「念哥你症狀這麼嚴重的嗎?」李思哲驚嘆道,轉頭又詢問王可可,「剛才醫生跟咱們說的是他已經好了吧?怎麼看著不像呢?」
沉浸在旖旎畫面中的江一念被突然到來的三人嚇了一跳,面帶尷尬地問:「你們怎麼來了?」
然後又看向周涵,「你好了嗎?」
李思哲斜著眼睛又把江一念打量了一遍,一臉「我看透了」的表情,然後自作主張幫周涵回答:「應該是沒你恢復得好,畢竟我男神那麼A。」
周涵:「……」
王可可:「……」
熱水壺這下直接沸騰,咬著後槽牙:「……閉嘴。」
「你們說,是儲一嘉拜託你們來陪我的?」
回家的路上,江一念才了解到儲一嘉早晨離開的時候不僅給他寫了好幾百字的紙條,還給他的舍友發了微信。
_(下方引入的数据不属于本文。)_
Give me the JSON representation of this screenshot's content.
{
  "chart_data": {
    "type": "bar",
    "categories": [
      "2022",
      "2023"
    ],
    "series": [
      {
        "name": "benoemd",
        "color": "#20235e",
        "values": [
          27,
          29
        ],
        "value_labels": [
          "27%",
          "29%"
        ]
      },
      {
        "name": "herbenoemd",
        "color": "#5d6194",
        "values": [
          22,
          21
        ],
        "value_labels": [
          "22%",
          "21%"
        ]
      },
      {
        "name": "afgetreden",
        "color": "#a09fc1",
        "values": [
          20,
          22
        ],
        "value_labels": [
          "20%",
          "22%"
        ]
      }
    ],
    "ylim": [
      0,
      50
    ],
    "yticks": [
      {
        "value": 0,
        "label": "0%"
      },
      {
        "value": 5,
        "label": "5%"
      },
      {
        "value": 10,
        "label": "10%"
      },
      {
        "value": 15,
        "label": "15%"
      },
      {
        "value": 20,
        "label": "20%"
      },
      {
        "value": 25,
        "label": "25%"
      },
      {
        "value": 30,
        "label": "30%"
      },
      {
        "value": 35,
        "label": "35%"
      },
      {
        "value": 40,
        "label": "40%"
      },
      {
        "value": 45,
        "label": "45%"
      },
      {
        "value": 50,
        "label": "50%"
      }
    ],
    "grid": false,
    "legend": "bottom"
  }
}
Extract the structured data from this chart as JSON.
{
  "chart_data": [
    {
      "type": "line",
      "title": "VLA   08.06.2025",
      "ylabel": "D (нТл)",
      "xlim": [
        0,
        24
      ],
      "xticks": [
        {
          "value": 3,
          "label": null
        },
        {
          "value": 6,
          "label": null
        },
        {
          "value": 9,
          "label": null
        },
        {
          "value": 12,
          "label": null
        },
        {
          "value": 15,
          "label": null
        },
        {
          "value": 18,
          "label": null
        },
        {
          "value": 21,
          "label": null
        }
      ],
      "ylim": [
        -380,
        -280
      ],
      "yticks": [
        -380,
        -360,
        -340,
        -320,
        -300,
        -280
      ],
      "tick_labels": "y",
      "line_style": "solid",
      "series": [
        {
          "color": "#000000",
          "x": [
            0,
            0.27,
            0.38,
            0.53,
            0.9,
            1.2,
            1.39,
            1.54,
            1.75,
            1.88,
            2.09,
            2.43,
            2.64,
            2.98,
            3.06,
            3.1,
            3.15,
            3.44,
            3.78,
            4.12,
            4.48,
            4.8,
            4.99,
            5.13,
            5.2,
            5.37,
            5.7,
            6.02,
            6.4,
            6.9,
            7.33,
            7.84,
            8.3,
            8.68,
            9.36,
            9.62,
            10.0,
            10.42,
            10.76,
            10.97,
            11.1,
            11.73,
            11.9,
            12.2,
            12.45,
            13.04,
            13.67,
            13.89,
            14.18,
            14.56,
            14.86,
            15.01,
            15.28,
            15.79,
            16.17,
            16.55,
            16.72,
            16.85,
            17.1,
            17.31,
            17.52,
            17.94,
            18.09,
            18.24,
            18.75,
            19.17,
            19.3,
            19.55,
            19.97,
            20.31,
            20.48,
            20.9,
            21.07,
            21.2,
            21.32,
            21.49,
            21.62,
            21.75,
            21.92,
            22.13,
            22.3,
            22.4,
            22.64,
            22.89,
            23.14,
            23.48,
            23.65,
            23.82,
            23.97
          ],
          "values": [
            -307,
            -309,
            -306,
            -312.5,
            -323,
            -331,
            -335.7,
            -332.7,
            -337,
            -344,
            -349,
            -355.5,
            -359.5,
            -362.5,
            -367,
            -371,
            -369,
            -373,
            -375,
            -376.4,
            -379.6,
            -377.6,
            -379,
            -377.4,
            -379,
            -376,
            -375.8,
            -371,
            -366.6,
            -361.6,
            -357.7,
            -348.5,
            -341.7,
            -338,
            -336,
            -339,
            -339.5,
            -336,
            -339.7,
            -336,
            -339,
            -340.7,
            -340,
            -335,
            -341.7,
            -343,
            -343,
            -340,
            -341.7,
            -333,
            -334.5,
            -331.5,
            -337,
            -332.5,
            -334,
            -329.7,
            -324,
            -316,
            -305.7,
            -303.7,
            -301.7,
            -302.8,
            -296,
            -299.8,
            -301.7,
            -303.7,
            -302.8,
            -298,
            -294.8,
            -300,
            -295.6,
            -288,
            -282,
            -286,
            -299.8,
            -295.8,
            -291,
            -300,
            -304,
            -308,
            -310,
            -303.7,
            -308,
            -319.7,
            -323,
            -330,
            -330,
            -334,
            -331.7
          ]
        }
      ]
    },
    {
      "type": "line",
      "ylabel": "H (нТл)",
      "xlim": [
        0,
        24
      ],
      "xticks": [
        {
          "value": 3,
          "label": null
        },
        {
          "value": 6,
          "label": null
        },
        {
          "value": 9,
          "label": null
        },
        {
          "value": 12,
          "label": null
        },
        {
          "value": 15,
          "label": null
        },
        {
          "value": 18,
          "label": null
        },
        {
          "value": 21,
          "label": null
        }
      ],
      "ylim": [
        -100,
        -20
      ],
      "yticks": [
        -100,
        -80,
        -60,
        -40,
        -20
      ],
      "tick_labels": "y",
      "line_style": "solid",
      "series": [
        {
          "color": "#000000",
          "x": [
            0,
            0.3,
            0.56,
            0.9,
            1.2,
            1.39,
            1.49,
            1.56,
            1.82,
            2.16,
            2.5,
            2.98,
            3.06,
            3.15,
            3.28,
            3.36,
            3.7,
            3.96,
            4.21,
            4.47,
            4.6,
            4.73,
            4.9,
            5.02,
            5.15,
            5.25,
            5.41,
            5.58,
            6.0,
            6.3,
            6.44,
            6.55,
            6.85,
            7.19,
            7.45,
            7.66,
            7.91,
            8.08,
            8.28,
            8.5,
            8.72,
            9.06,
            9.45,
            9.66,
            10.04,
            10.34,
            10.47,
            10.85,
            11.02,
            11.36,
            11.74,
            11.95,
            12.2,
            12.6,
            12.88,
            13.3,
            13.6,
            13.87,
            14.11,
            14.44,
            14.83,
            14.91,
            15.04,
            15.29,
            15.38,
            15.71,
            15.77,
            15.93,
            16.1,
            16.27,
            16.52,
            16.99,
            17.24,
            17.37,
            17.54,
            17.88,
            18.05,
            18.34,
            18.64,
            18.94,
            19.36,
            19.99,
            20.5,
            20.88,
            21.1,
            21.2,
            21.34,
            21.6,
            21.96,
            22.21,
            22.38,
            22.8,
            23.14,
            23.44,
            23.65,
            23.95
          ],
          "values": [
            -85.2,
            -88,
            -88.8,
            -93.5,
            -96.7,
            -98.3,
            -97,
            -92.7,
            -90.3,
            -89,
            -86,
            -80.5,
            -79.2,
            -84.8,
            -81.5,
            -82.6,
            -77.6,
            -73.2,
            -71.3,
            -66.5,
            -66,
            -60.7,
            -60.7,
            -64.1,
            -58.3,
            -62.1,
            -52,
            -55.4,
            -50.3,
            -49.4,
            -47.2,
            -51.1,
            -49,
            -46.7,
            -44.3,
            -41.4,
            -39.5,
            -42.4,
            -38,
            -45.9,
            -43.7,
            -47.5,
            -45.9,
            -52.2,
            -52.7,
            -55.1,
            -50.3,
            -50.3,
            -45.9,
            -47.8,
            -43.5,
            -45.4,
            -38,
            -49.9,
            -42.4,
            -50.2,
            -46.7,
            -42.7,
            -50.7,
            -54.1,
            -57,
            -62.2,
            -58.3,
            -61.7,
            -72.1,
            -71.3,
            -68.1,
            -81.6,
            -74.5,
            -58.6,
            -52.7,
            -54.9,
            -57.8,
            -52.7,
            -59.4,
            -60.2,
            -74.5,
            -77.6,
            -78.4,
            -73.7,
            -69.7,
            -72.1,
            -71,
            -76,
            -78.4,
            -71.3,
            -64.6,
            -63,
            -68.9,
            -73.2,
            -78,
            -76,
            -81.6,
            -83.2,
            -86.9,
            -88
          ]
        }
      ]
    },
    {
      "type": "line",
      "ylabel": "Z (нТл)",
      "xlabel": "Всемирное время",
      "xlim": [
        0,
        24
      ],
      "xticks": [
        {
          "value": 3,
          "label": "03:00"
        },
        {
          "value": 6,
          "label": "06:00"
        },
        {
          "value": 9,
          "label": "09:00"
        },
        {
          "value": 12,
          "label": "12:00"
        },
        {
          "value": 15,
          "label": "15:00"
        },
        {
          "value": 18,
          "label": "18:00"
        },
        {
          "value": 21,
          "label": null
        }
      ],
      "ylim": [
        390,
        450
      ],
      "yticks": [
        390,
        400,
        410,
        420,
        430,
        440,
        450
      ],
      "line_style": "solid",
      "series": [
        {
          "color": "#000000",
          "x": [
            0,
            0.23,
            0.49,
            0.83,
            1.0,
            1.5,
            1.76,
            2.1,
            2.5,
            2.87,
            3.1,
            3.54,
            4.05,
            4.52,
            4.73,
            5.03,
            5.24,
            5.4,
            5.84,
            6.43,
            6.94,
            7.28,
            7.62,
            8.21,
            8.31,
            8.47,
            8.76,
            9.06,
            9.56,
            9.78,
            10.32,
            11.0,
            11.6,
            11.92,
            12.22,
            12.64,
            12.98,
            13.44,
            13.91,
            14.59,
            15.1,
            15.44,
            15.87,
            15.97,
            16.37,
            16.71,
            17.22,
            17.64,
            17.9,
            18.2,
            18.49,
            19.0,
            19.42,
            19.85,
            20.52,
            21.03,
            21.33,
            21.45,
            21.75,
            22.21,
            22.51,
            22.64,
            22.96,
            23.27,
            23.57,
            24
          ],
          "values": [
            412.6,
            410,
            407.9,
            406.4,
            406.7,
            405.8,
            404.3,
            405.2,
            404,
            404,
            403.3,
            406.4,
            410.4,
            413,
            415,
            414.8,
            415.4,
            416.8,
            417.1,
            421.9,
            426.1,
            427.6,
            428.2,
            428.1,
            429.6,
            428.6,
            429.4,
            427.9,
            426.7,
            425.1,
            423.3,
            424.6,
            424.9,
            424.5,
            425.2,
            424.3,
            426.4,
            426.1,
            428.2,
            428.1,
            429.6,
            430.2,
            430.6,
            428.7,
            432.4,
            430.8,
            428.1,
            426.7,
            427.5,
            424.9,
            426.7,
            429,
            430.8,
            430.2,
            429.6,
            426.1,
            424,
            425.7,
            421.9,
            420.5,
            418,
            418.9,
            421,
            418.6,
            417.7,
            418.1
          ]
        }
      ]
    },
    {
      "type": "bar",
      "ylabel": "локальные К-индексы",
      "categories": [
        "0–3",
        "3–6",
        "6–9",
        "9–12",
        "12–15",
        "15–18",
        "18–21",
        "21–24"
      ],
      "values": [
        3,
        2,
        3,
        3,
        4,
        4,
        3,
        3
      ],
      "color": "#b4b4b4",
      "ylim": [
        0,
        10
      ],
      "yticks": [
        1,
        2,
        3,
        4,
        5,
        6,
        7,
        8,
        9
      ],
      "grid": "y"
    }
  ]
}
「對啊」,李思哲從副駕轉回頭來,「他說他今天有事,怕你一個人無聊。」
江一念不解:「我會無聊?是峽谷不好玩還是C神不好看?」
王可可無語:「你真的昨晚剛被標記過嗎?我猜你Alpha的意思應該是怕你在標記後離開Alpha產生分離焦慮。畢竟當下應該是Omega依戀最強烈的時候。」
汽車平穩行駛在雲江的街道。秋天的沿海城市景色其實看上去和夏天差不太多,闊葉植物伸展著枝葉,天上飄過幾朵大團的白雲。
只是溫度似乎宜人了許多。
江一念轉頭看向窗外,耳根一點點漫起薄紅:
「誰依戀他。」
剛才辦理出院的時候,護士台的小O們集體向江一念投來了羨慕的目光,吃了降敏藥的儲一嘉一夜未睡照顧自己情熱期的Omega這件事已經傳遍了Omega內科病房,沒有誰比這些護士更能明白降敏藥對Alpha的影響。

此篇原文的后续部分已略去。